After optimization, you’ll find:
  • best_prompt.txt - The optimized system prompt
  • pareto_frontier.jsonl - Best prompts per validation example
  • metadata.json - Run configuration and summary
Use prime eval run to verify performance before and after optimization.

RL Rules of Thumb

RL training can be sensitive to implementation details and hyperparameters. Some simple practical guidance:

Before Training

  1. Evaluate baseline performance: If your model gets 0% reward after 10+ attempts, the task is too hard
  2. Check task difficulty: If baseline is already 80%+, consider harder examples
  3. Ensure reward diversity: You want varied scores within each generation group

Performance Trade-offs

For more aggressive training (higher risk of collapse):
  • Increase learning rate (1e-5 to 1e-4 for LoRA, 1e-6 to 1e-5 for full finetuning)
  • Decrease rollouts_per_example and batch_size for faster generation
For more stable training (slower progress):
  • Increase rollouts_per_example (16-32)
  • Increase batch_size (512-1024)
  • Use larger models (14B+)
The best way to improve training is to ensure appropriate task difficulty for your model.

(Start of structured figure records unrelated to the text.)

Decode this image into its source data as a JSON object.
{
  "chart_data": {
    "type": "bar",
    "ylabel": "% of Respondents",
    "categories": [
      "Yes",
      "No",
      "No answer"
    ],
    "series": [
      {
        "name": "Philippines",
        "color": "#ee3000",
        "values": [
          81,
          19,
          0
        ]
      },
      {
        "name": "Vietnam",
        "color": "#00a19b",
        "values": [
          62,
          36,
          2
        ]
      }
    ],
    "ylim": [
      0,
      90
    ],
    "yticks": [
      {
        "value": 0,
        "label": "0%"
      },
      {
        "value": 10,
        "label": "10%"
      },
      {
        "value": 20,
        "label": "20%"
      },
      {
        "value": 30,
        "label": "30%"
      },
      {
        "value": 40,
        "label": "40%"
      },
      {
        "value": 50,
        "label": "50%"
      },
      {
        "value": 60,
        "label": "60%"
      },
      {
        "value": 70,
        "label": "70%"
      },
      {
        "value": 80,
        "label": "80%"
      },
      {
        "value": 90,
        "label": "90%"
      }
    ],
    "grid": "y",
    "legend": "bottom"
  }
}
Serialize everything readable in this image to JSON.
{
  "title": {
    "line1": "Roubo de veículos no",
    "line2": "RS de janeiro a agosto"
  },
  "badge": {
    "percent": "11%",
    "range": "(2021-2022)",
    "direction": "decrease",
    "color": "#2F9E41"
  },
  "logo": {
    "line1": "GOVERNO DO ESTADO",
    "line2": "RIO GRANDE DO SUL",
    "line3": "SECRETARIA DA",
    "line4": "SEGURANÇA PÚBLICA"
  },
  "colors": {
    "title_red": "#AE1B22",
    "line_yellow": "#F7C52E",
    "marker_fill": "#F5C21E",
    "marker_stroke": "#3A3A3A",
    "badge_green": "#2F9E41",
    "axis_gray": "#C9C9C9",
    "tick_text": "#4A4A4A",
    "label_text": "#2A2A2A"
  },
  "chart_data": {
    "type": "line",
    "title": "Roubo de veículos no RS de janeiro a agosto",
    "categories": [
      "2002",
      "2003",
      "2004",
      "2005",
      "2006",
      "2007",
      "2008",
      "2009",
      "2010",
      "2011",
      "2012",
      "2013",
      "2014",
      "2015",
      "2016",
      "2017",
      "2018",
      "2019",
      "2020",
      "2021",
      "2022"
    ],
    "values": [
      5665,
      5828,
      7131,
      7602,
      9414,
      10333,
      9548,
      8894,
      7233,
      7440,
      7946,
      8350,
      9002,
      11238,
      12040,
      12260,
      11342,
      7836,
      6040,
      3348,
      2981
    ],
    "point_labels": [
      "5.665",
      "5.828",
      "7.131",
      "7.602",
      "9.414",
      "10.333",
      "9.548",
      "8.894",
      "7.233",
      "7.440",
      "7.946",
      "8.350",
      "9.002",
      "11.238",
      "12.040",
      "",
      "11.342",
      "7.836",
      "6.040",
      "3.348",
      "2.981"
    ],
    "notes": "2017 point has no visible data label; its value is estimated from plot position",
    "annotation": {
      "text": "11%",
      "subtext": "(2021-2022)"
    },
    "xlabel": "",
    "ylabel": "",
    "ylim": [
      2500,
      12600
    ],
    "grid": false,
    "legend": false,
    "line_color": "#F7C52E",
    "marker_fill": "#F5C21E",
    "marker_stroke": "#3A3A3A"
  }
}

When using Hosted Training or prime-rl, you can enable online difficulty filtering to ensure that rollout groups used for training always contain a diversity of rewards.

Common Issues

Non-Increasing Chat Templates: The Qwen3 and DeepSeek-R1 model series both remove <think> sections from messages when processing inputs, which violates the increasing context requirement for multi-turn training. We provide versions of many of these models with modified chat templates here. OOM during generation:
  • Reduce rollouts_per_example or micro_batch_size
  • Use LoRA instead of full finetuning
  • Check vLLM server has sufficient memory
Training instability:
  • Decrease learning rate
  • Increase rollouts_per_example
  • Increase batch_size
Slow training:
  • Increase learning rate
  • Leverage continuous rewards
  • Use online difficulty filtering
  • Calibrate difficulty appropriately via smarter models, easier tasks

Other Trainers

verifiers is intended to be largely trainer-agnostic and is straightforward to support for any trainer which can expose an OpenAI-compatible inference client for rollouts.

vf.RLTrainer (Legacy)

The legacy vf.RLTrainer still exists for educational and experimental purposes via the optional verifiers-rl package and the legacy RL CLI entrypoint, but it is not actively maintained. It is a compact single-node async RL trainer with a narrower feature set than production trainers. Its core implementation (trainer.py and orchestrator.py under packages/verifiers-rl/verifiers_rl/rl/trainer/) remains intentionally lightweight for algorithm experimentation. For production training and current guidance, use prime-rl.

Tinker

Tinker supports Verifiers environments via the tinker-cookbook recipes.

SkyRL

SkyRL supports Verifiers environments via its skyrl-train integration.

rLLM

rLLM supports Verifiers environments with both verl (local GPU) and Tinker (remote GPU) backends.